The brewing conflict between aspirants to the Sinaloa cartel throne apparently reached a new stage earlier this month when gunmen aligned with one cartel leader attacked the sons and a longtime associate of the jailed kingpin Joaquín "El Chapo" Guzmán.
According to a letter purportedly handwritten by Jesús Alfredo and Iván Archivaldo Guzmán, the attack occurred when they arrived with Ismael "El Mayo" Zambada at a meeting on February 4 called by longtime cartel member Dámaso López "on the issue of having evidence that Dámaso López ordered the kidnapping of the sons of 'El Chapo'" in August.
When they arrived at the meeting site — reportedly in Badiraguato, the Sinaloa municipality where "El Chapo" was born — gunmen opened fire on them. According to the letter, which was originally published by the Mexican journalist Ciro Gómez Leyva, some of the bodyguards were killed instantly.
The brothers "realized they were betrayed by el licenciado Dámaso López, trying to kill them so as to end" the Guzmán family at the root, the letter says, referring to López as "licenciado" because he has a law degree.
"This, in fact, did happen," Mike Vigil, a former chief of international operations for the US Drug Enforcement Administration, told Business Insider, citing conversations he had with Mexican security officials.
"Apparently, [López] called for an important meeting, and when they showed up they ran into a barrage of bullets from at least five or six or individuals," Vigil said. "They killed some of their bodyguards, but they were able to [get] away."
Guzmán's sons and Zambada fled, but they encountered other armed men, who had orders from López to kill them.
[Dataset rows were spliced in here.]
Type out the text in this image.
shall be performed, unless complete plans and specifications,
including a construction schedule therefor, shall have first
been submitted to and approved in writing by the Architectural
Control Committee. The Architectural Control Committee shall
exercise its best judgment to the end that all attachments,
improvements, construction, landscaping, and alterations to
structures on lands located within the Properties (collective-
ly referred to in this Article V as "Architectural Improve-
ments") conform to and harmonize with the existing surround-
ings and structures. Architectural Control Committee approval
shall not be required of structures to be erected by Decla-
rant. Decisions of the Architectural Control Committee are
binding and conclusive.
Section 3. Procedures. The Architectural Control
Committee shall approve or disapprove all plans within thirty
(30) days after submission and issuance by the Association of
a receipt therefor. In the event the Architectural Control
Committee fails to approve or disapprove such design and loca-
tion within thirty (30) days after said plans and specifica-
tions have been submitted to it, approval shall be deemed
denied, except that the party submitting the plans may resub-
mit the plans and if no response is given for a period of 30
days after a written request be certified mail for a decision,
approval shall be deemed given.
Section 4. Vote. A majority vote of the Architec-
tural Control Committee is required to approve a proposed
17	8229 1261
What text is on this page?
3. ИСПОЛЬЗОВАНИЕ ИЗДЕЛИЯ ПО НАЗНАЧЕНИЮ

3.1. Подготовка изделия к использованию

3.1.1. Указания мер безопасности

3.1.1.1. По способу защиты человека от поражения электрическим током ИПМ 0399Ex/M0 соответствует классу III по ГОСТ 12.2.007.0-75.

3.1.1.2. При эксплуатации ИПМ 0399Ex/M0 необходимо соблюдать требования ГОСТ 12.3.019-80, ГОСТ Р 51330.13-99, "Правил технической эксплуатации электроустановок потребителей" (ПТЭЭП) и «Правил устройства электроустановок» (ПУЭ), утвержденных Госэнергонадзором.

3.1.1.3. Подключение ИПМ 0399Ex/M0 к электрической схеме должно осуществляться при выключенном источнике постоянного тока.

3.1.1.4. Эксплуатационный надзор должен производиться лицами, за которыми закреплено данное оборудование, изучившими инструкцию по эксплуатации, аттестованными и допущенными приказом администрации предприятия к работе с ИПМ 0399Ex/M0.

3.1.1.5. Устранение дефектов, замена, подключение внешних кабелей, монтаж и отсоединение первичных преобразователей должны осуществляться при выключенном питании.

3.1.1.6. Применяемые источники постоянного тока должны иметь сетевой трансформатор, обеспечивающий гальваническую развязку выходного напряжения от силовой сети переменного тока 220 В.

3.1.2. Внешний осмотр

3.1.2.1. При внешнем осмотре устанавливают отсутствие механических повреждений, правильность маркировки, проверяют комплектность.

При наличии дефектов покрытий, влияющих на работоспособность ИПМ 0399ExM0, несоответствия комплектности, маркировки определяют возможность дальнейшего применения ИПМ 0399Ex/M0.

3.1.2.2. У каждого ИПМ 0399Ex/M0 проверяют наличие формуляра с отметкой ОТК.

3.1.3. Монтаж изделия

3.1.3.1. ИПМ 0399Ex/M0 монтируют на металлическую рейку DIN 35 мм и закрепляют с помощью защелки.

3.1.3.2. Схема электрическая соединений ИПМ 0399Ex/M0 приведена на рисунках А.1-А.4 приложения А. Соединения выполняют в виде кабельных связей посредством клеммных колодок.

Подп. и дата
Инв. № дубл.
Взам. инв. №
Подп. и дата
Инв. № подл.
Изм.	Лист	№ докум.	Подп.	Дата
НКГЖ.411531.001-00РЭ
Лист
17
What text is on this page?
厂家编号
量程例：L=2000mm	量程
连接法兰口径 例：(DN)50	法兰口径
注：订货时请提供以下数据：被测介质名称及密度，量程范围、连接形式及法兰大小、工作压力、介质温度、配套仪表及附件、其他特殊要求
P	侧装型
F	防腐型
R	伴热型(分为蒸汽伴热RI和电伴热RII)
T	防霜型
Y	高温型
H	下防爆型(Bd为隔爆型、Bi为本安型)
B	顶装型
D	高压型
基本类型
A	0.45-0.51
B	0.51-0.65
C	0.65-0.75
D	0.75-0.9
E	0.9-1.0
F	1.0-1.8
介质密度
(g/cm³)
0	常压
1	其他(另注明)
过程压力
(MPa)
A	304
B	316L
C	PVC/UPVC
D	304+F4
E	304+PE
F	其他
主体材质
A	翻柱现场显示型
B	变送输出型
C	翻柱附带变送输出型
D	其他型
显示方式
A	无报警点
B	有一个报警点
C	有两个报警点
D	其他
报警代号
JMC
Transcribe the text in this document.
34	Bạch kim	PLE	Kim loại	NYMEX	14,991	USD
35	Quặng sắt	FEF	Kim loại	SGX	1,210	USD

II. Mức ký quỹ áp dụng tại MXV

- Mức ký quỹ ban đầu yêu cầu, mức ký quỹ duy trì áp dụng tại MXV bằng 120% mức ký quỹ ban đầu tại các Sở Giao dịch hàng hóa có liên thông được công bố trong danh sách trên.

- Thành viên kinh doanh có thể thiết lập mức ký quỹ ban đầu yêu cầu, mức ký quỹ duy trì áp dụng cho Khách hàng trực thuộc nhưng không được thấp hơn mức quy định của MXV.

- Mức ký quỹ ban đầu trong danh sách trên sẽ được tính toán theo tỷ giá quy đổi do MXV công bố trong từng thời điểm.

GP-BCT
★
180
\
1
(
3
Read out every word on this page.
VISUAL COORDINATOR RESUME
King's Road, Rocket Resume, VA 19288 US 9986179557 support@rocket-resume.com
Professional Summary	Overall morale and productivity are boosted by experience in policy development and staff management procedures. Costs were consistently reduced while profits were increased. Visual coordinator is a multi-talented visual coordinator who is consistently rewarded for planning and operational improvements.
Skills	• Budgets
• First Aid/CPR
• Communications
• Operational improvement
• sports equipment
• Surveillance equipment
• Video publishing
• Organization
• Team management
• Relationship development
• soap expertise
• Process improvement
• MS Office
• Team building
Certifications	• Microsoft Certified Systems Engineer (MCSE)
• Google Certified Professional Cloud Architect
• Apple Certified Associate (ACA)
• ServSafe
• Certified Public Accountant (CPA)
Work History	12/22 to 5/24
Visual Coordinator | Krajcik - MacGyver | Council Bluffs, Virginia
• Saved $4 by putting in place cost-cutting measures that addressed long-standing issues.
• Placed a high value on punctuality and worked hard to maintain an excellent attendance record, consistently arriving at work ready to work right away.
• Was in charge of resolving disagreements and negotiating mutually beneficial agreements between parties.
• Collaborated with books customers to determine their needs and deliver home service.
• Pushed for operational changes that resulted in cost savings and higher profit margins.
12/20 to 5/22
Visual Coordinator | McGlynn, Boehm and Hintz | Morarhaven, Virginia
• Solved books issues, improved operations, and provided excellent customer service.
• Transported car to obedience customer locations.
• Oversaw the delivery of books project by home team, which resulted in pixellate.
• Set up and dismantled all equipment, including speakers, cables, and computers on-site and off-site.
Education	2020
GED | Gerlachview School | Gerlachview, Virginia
The letter says they traveled several kilometers before finding a small town, where their wounds were treated — though it's unclear if "El Mayo" Zambada was wounded.
"Apparently, [the gunmen] didn't wait for these guys to get out of the vehicle when they started shooting," said Vigil, the author of "Metal Coffins: The Blood Alliance Cartel."
"Had they waited until they got out of the vehicle, they would've probably killed them," he added.
José Refugio, a Mexican lawyer who represents "El Chapo," acknowledged the letter in an interview with Mexico's Radio Formula.
"I had knowledge of this. I knew of that letter, and I knew they made that letter," he said. "But it did not arrive through me."
The Dámaso López referenced in the letter appears to be Dámaso López Nuñez, a high-level leader of the Sinaloa cartel who was rumored to be Guzmán's successor after Guzmán's arrest in February 2014.
López Nuñez, originally from Sinaloa state, was a police officer in that state and later deputy director for security at Puente Grande prison in Jalisco state when "El Chapo" was there in the 1990s. He aided the kingpin in his escape in 2001.
"He's a former police officer, and he's also an attorney, and he's got a son that ... they call him 'Mini Lic,' or 'Mini Licenciado,' or 'Mini Attorney,' who apparently also is tied to the Sinaloa cartel [and] apparently works out of Baja California Sur," Vigil said.
In 2013, the US Treasury identified López Nuñez as a principal lieutenant of the Sinaloa cartel because of his alleged role in the cartel's drug trafficking and money laundering activities.
Because of his law degree, López Nuñez is nicknamed "El Licenciado."
The letter refers to him as such, suggesting he was in fact behind the attack. However, some reports of the incident say "El Mini Lic" — López Nuñez's son, Dámaso López Serrano — was the culprit. The younger López, 37, is reportedly the founder of Los Antrax, an armed wing of the Sinaloa cartel.
López Nuñez is the son of Dámaso López García, who was a member of the Institutional Revolutionary Party in Sinaloa. The PRI is also the party of Mexico's current president, Enrique Peña Nieto.
The link between the López family and the PRI has added to suspicions that the party is currently tied to drug trafficking — a belief bolstered by the party's involvement with the drug trade in the latter half of the 20th century, when it governed Mexico as a de facto one-party state.
The attack on Guzmán's sons and Zambada comes amid a spike in violence in Sinaloa state, which has picked up in the weeks since Guzmán's extradition in late January.
In 72 hours between Sunday and Tuesday, 13 more people were slain in five shootouts between criminal groups.
The state's public security secretary, Gen. Genaro Robles Casillas, told the news agency EFE that the wave of violence was the result of fighting between factions of the Sinaloa cartel for control of the territory.
"There's been a rash of killings in Culiacan," Vigil told Business Insider on Thursday. "I think there were quite a few murders. They estimate about 30 to 60 murders that have happened there in the last couple of days."
"El Chapo" Guzmán's sons also distributed a letter in October denying their involvement in a roadside ambush in Culiacan in which five soldiers were killed and several others were injured.
That attack was initially thought to be an effort to liberate a captured cartel member, but it is now suspected that one cartel faction launched it to attract law-enforcement attention to territory controlled by a rival faction.